Results for the hepatitis C virus
We analyzed the two recombinant strains of HCV that were available until mid-2005, the 1b/2k St Petersburg recombinants (AY587845, [22]) and an artificial 1a/2a recombinant (AF177037, [39]). In both cases, the jpHMM method accurately reconstructed the recombinant. jpHMM located the breakpoint for the 1b/2k St Petersburg recombinant between nucleotide 3186 and 3187 (in HCV-H77 numbering). The original authors manually pinpointed this breakpoint to the exact same nucleotide, based on a Simplot graphic and a sequence alignment.
The location of the breakpoint of the artificial 1a/2a recombinant was estimated to be at position 2759/2760 (HCV-H77 numbering), while the cross-over point in the actual artificial recombinant was reported to be between the fourth and fifth nucleotide of a mutated restriction site Nde 1 located at position 2761–66 of their reference sequence (the boundary of p7 and NS2). However, in the same reference sequence (AF177037) the only site (CATATG) was located at positions 2773–2778, which corresponds to 2762–2767 of HCV-H77. This would place the breakpoint at position 2765/2766, so in this case the prediction is off by 6 nucleotides.

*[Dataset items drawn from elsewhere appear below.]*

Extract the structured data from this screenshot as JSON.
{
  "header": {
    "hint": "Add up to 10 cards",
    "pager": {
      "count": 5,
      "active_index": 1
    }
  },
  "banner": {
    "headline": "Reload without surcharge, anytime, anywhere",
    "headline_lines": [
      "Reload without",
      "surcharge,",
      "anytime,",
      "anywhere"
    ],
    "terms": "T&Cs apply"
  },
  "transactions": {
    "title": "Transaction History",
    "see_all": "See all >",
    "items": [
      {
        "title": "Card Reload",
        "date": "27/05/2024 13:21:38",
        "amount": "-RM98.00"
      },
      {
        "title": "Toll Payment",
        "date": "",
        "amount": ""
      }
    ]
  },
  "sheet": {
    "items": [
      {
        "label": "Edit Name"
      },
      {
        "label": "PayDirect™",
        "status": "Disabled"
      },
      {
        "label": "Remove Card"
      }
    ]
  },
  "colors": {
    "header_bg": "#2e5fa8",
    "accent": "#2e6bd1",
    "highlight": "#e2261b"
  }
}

In both recombinants, the genotype of the 5'UTR part of the sequence was misidentified, as 1a for the 1a/2a recombinant and as 2a for the 1b/2k recombinant. Thus, a spurious breakpoint was postulated for both sequences, at position 238/239 for the 1b/2k recombinant and at position 349/350 for the 1a/2a recombinant. This region of the HCV genome, around 350 nucleotides long, is known to be too highly conserved to contain a good phylogenetic signal, and often cannot even be used to phylogenetically distinguish different genotypes, let alone subtypes (CK, unpublished results), so it is not surprising that the jpHMM method is unable to make an accurate determination. As a consequence, for any automatic recombination detection method to work accurately, we expect that this region will have to be excluded a priori; and conversely, because this region does contain little phylogenetic information, detection of recombination will be almost impossible.